Learn performance optimization skills from TPCH tests - Q21

 

I.   Query Requirement

  Q21 queries for suppliers who cannot ship required parts in a timely manner.

  Q21 is characterized by four tables join operations with grouping, sorting, aggregation, EXISTS sub-query and NOT EXISTS sub-query. Query statements do not grammatically limit how many tuples are returned, but the TPC-H standard stipulates that only the first 100 rows of the query results are returned (usually depending on the application).

II.  Oracle Execution

  The query SQL written in Oracle is as follows:

    select * from (
	select  /*+ parallel(n) */
	    s_name,
	    count(*) as numwait
	from
	    supplier,lineitem l1,orders,nation
	where
	    s_suppkey = l1.l_suppkey
	    and o_orderkey = l1.l_orderkey
	    and o_orderstatus = 'F'
	    and l1.l_receiptdate > l1.l_commitdate
	    and exists (
		select
		    *
		from
		    lineitem l2
		where
		    l2.l_orderkey = l1.l_orderkey
		    and l2.l_suppkey <> l1.l_suppkey
	    )
	    and not exists (
		select
		    *
		from
		    lineitem l3
		where
		    l3.l_orderkey = l1.l_orderkey
		    and l3.l_suppkey <> l1.l_suppkey
		    and l3.l_receiptdate > l3.l_commitdate
	    )
	    and s_nationkey = n_nationkey
	    and n_name = 'CHINA'
	group by
	    s_name
	order by
	    numwait desc,
	    s_name
    ) where rownum<=100;

  Where /*+ parallel(n) */ is the parallel query syntax of Oracle, and n is the parallel number.

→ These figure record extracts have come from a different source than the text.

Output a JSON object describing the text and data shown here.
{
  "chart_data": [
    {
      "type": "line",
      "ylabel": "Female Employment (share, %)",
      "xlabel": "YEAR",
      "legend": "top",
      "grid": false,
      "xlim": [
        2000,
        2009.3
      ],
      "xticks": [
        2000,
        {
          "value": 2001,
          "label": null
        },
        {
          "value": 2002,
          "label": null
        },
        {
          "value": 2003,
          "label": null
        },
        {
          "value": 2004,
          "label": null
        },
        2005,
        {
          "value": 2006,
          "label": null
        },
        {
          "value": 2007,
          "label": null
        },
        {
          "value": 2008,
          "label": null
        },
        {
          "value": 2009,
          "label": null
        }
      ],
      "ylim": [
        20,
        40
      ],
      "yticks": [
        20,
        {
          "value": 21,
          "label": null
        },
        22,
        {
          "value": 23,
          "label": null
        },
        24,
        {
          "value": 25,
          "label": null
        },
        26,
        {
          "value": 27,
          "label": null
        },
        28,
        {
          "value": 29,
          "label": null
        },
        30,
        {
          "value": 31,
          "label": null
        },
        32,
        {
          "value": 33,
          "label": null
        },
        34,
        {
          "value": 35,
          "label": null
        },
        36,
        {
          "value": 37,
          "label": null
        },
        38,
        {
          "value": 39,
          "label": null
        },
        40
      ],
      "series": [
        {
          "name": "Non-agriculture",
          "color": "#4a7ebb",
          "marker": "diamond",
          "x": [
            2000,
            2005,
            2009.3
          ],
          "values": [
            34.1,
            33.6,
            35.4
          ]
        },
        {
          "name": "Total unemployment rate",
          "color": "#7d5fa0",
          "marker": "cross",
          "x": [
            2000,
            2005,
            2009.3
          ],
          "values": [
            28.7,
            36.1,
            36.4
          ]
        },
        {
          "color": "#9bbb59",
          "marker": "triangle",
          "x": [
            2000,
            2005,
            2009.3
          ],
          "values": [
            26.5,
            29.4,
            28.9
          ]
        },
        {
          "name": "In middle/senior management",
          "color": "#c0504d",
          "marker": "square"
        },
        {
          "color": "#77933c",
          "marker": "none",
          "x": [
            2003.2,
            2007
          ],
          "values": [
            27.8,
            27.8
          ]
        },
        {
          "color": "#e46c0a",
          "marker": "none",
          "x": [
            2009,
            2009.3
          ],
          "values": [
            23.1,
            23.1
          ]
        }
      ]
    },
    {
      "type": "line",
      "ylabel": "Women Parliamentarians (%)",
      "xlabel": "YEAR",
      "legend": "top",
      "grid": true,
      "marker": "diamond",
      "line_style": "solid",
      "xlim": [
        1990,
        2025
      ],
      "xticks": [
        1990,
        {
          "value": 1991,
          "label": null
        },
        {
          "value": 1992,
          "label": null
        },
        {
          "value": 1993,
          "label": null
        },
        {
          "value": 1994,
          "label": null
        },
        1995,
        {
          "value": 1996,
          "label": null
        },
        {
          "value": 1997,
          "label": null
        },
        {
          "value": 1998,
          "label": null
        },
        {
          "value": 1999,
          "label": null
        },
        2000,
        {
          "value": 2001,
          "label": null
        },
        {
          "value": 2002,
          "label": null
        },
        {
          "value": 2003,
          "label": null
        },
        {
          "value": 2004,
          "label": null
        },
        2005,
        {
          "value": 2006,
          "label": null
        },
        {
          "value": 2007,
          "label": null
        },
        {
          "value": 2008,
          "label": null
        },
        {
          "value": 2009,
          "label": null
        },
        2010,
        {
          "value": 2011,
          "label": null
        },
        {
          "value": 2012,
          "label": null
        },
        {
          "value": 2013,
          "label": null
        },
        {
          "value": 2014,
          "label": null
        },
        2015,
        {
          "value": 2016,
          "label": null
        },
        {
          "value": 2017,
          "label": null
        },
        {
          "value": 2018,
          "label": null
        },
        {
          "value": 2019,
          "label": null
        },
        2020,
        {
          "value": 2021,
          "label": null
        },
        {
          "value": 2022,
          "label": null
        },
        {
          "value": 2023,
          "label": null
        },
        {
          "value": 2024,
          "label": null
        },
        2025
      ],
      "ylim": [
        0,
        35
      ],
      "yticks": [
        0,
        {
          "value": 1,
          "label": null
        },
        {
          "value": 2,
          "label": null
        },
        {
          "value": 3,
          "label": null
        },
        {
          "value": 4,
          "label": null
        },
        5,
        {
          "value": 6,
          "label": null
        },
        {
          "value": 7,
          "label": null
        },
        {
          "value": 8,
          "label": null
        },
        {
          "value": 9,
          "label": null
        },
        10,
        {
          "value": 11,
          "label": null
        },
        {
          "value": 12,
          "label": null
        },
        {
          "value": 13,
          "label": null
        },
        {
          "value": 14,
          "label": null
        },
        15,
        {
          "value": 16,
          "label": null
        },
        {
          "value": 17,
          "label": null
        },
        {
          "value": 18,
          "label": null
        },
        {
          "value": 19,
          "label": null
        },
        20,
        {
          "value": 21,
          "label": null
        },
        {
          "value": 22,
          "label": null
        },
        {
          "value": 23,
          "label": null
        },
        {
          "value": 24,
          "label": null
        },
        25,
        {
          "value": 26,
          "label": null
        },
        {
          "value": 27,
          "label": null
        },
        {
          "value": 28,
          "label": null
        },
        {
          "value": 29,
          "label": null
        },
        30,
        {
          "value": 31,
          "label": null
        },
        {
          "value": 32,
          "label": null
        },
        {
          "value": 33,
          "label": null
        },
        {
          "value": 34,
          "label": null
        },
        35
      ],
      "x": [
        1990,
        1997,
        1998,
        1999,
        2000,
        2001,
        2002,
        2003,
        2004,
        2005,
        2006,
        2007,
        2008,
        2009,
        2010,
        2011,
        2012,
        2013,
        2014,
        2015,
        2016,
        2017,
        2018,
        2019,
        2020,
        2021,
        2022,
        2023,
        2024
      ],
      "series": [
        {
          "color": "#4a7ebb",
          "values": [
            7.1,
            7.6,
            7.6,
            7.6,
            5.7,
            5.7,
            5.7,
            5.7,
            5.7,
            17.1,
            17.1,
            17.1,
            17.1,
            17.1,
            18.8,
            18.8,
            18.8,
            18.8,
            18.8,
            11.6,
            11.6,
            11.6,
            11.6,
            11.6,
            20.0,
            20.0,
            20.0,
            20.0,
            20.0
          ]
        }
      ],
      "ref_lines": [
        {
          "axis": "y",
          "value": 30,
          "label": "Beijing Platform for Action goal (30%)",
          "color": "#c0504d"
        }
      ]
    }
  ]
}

  Script execution time, Unit: seconds

Number of parallel

1

2

4

8

12

Oracle

978

634

463

363

326

III. SPL Optimization

  The main query of this problem is relatively simple, that is, the joins about the primary-sub table and the foreign key table introduced earlier. The main problem here is two sub-queries with EXISTS. After carefully analyzing these two sub-queries, it can be found that they are all operations on the LINEITEM records under the same l_orderkey.

  We know that LINEITEM has been sorted by l_orderkey, and sub-table records can be regarded as the set fields of the primary table. If we orderly group the join result of ORDERS and LINEITEM according to orderkey (but do not aggregate), we can get small subsets of LINEITEM records with the same l_orderkey, and then calculate the two EXISTS conditions based on the small subsets, which will be simpler this way.

  There is no explicit set data type in SQL, which makes it impossible to describe this operation process. While SPL provides this data type, and can implement this idea.

 

  The SPL script is as follows 


A

1

=now()

2

>name="CHINA"

3

=file("nation.btx").import@b().select(N_NAME==name).derive@o().keys@i(N_NATIONKEY)

4

=file("supplier.ctx").open().cursor@m(S_SUPPKEY,S_NAME;A3.find(S_NATIONKEY)).fetch().keys@im(S_SUPPKEY)

5

=file("orders.ctx").open().cursor@m(O_ORDERKEY;O_ORDERSTATUS=="F")

6

=file("lineitem.ctx").open().news(A5,L_ORDERKEY,L_SUPPKEY,L_COMMITDATE,L_RECEIPTDATE)

7

=A6.group(L_ORDERKEY)

8

=A7.conj(if(   (t=~.select(~.L_RECEIPTDATE>~.L_COMMITDATE)) &&   (s=t.m(1).L_SUPPKEY)&& !t.select@1(~.L_SUPPKEY!=s) &&   ~.select@1(~.L_SUPPKEY!=s),t,null) )

9

=A8.switch@i(L_SUPPKEY,A4)

10

=A9.groups@u(L_SUPPKEY.S_NAME:s_name;count(1):numwait)

11

=A10.top(100;[-numwait,s_name])

12

return interval@ms(A1,now())

  A6 joins ORDERS and LINEITEM, and A7 orderly groups it into subsets of LINEITEM records with the same l_orderkey value. In A8, these small subsets are judged with EXISTS condition to filter out the unsatisfactory ones. The latter code joins other foreign key tables and performs ordinary grouping operations.

 

  Script execution time, Unit: seconds

Number of parallel

1

2

4

8

12

Oracle

978

634

463

363

326

SPL composite table

259

163

83

40

27